It’s been known for over a millenium that adding carefully controlled impurities into materials can change and even improve their properties: in the quantum world, this is more true than ever before.

Since the Crusades, blacksmiths have known that adding carefully controlled amount of carbon into swords could dramatically improve the properties of their blades. The pinnacle of this was the fabled Damascus steel: modern research has shown that Damascus steel swords actually contain carbon nanotubes, making them arguably the first commercial application of nanotechnology.

In the modern world, chemical doping is a vital tool in semiconductor electronics, but we can go further than that. Random impurities are usually thought of as detrimental to material properties, but in fact they can trigger the formation of wholly new exotic phases of matter with a vast array of potential technological applications.

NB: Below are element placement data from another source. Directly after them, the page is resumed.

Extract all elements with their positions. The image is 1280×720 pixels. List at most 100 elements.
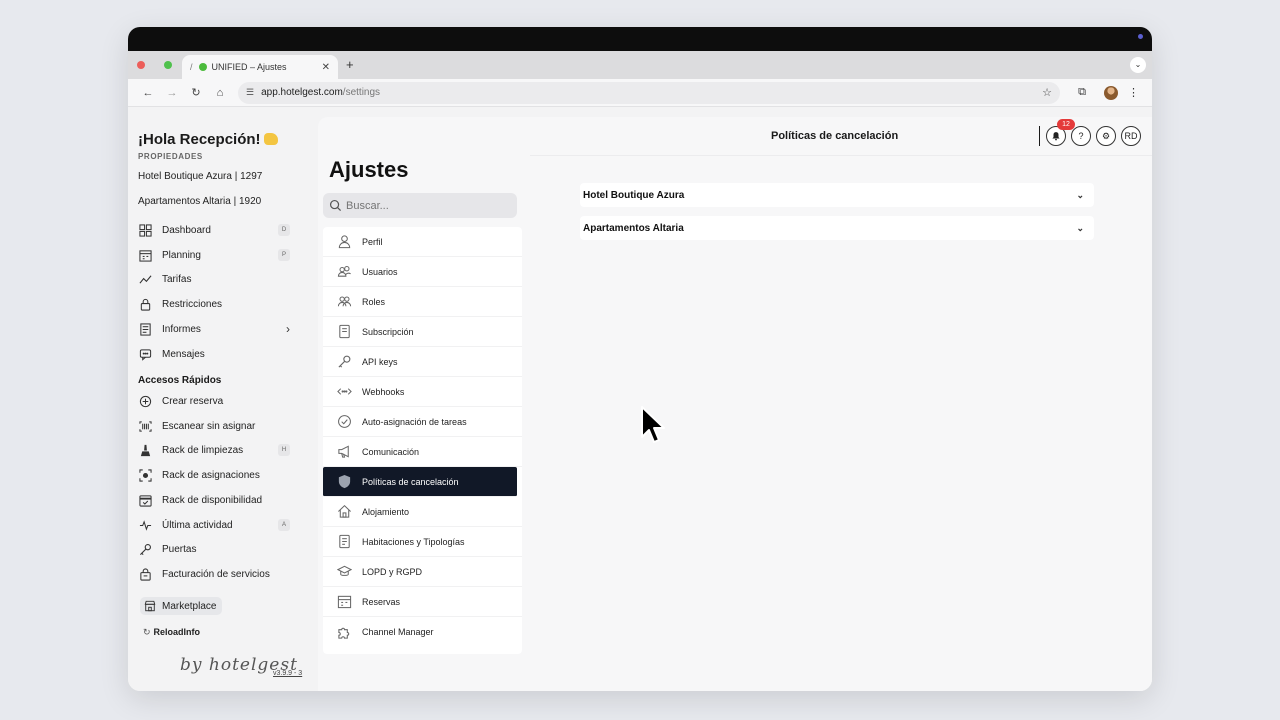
quick-item-puertas[interactable]: Puertas	[138, 540, 290, 558]
quick-item-label: Rack de asignaciones	[162, 469, 260, 481]
search-input[interactable]	[346, 199, 506, 212]
quick-item-label: Facturación de servicios	[162, 568, 270, 580]
forward-icon[interactable]: →	[160, 87, 184, 99]
quick-item-rack-asignaciones[interactable]: Rack de asignaciones	[138, 466, 290, 484]
document-icon	[335, 533, 353, 551]
settings-item-reservas[interactable]: Reservas	[323, 587, 522, 617]
sidebar-item-tarifas[interactable]: Tarifas	[138, 270, 290, 288]
marketplace-button[interactable]: Marketplace	[140, 597, 222, 615]
tab-title: UNIFIED – Ajustes	[211, 62, 287, 72]
sidebar-item-mensajes[interactable]: Mensajes	[138, 345, 290, 363]
accordion-apartamentos-altaria[interactable]: Apartamentos Altaria ⌄	[580, 216, 1094, 240]
quick-item-rack-limpiezas[interactable]: Rack de limpiezas H	[138, 441, 290, 459]
home-icon[interactable]: ⌂	[208, 87, 232, 99]
property-item[interactable]: Hotel Boutique Azura | 1297	[138, 171, 262, 182]
back-icon[interactable]: ←	[136, 87, 160, 99]
close-tab-icon[interactable]: ✕	[322, 62, 330, 73]
settings-item-perfil[interactable]: Perfil	[323, 227, 522, 257]
close-window-button[interactable]	[137, 61, 145, 69]
refresh-icon: ↻	[143, 627, 151, 637]
lock-icon	[138, 297, 152, 311]
grid-icon	[138, 223, 152, 237]
reload-info-button[interactable]: ↻ ReloadInfo	[143, 627, 200, 638]
settings-item-auto-asignacion[interactable]: Auto-asignación de tareas	[323, 407, 522, 437]
chevron-right-icon[interactable]: ›	[286, 322, 290, 336]
user-initials: RD	[1124, 131, 1138, 141]
settings-item-habitaciones[interactable]: Habitaciones y Tipologías	[323, 527, 522, 557]
url-input[interactable]: ☰ app.hotelgest.com/settings ☆	[238, 81, 1060, 104]
help-button[interactable]: ?	[1071, 126, 1091, 146]
shortcut-badge: H	[278, 444, 290, 456]
settings-title: Ajustes	[329, 157, 409, 182]
sidebar-item-restricciones[interactable]: Restricciones	[138, 295, 290, 313]
mouse-cursor-icon	[641, 406, 665, 443]
tab-search-button[interactable]: ⌄	[1130, 57, 1146, 73]
quick-item-ultima-actividad[interactable]: Última actividad A	[138, 516, 290, 534]
settings-item-usuarios[interactable]: Usuarios	[323, 257, 522, 287]
bookmark-star-icon[interactable]: ☆	[1042, 86, 1052, 99]
sidebar-item-dashboard[interactable]: Dashboard D	[138, 221, 290, 239]
document-icon	[335, 323, 353, 341]
accordion-hotel-boutique-azura[interactable]: Hotel Boutique Azura ⌄	[580, 183, 1094, 207]
quick-item-crear-reserva[interactable]: Crear reserva	[138, 392, 290, 410]
settings-item-api-keys[interactable]: API keys	[323, 347, 522, 377]
property-item[interactable]: Apartamentos Altaria | 1920	[138, 196, 261, 207]
sidebar-item-planning[interactable]: Planning P	[138, 246, 290, 264]
settings-item-channel-manager[interactable]: Channel Manager	[323, 617, 522, 647]
accordion-title: Hotel Boutique Azura	[583, 189, 685, 201]
settings-item-alojamiento[interactable]: Alojamiento	[323, 497, 522, 527]
settings-item-lopd[interactable]: LOPD y RGPD	[323, 557, 522, 587]
quick-item-facturacion[interactable]: Facturación de servicios	[138, 565, 290, 583]
shortcut-badge: A	[278, 519, 290, 531]
browser-menu-icon[interactable]: ⋮	[1128, 86, 1139, 99]
screen-top-bar	[128, 27, 1152, 51]
settings-item-webhooks[interactable]: Webhooks	[323, 377, 522, 407]
reload-info-label: ReloadInfo	[153, 627, 201, 637]
app-root: ¡Hola Recepción! PROPIEDADES Hotel Bouti…	[128, 107, 1152, 691]
site-settings-icon[interactable]: ☰	[246, 87, 254, 98]
settings-item-comunicacion[interactable]: Comunicación	[323, 437, 522, 467]
quick-access-title: Accesos Rápidos	[138, 375, 222, 386]
settings-item-label: Perfil	[362, 236, 383, 247]
quick-item-label: Puertas	[162, 543, 197, 555]
reload-icon[interactable]: ↻	[184, 86, 208, 99]
pinned-tab-icon: /	[190, 62, 193, 72]
settings-item-label: Alojamiento	[362, 506, 410, 517]
webhook-icon	[335, 383, 353, 401]
chat-icon	[138, 347, 152, 361]
url-path: /settings	[342, 87, 381, 98]
sidebar-item-label: Informes	[162, 323, 201, 335]
help-icon: ?	[1078, 131, 1084, 141]
marketplace-label: Marketplace	[162, 600, 217, 612]
settings-item-subscripcion[interactable]: Subscripción	[323, 317, 522, 347]
extensions-icon[interactable]: ⧉	[1074, 86, 1090, 99]
browser-tab[interactable]: / UNIFIED – Ajustes ✕	[182, 55, 338, 79]
broom-icon	[138, 443, 152, 457]
settings-item-label: Subscripción	[362, 326, 414, 337]
report-icon	[138, 322, 152, 336]
settings-item-politicas-cancelacion[interactable]: Políticas de cancelación	[323, 467, 517, 497]
shield-icon	[335, 473, 353, 491]
maximize-window-button[interactable]	[164, 61, 172, 69]
quick-item-label: Rack de limpiezas	[162, 444, 244, 456]
waving-hand-icon	[263, 133, 278, 145]
url-host: app.hotelgest.com	[261, 87, 343, 98]
address-bar: ← → ↻ ⌂ ☰ app.hotelgest.com/settings ☆ ⧉…	[128, 79, 1152, 107]
browser-window: / UNIFIED – Ajustes ✕ + ⌄ ← → ↻ ⌂ ☰ app.…	[128, 27, 1152, 691]
profile-avatar[interactable]	[1104, 85, 1118, 100]
settings-search[interactable]	[323, 193, 517, 218]
settings-item-label: Roles	[362, 296, 386, 307]
bag-icon	[138, 567, 152, 581]
quick-item-rack-disponibilidad[interactable]: Rack de disponibilidad	[138, 491, 290, 509]
user-menu-button[interactable]: RD	[1121, 126, 1141, 146]
settings-button[interactable]: ⚙	[1096, 126, 1116, 146]
header-divider-line	[530, 155, 1152, 156]
settings-item-roles[interactable]: Roles	[323, 287, 522, 317]
quick-item-escanear[interactable]: Escanear sin asignar	[138, 417, 290, 435]
sidebar-item-informes[interactable]: Informes ›	[138, 320, 290, 338]
new-tab-button[interactable]: +	[346, 57, 354, 72]
users-icon	[335, 263, 353, 281]
shortcut-badge: D	[278, 224, 290, 236]
left-sidebar: ¡Hola Recepción! PROPIEDADES Hotel Bouti…	[128, 107, 314, 691]
version-link[interactable]: v3.9.9 - 3	[273, 670, 302, 677]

In particular, one of the main focuses of my research is a phenomenon called many-body localisation (MBL). MBL occurs when disorder prevents an interacting material from reaching thermal equilibrium. These enigmatic phases of matter display quantum mechanical properties more commonly seem in delicate, low-temperature experiments, yet their failure to equilibrate renders them largely insensitive to thermal effects. This means that their quantum mechanical properties are unusually robust, and MBL could be a mechanism by which we can stabilise and protect quantum mechanical effects that would usually be destroyed outside of controlled lab conditions.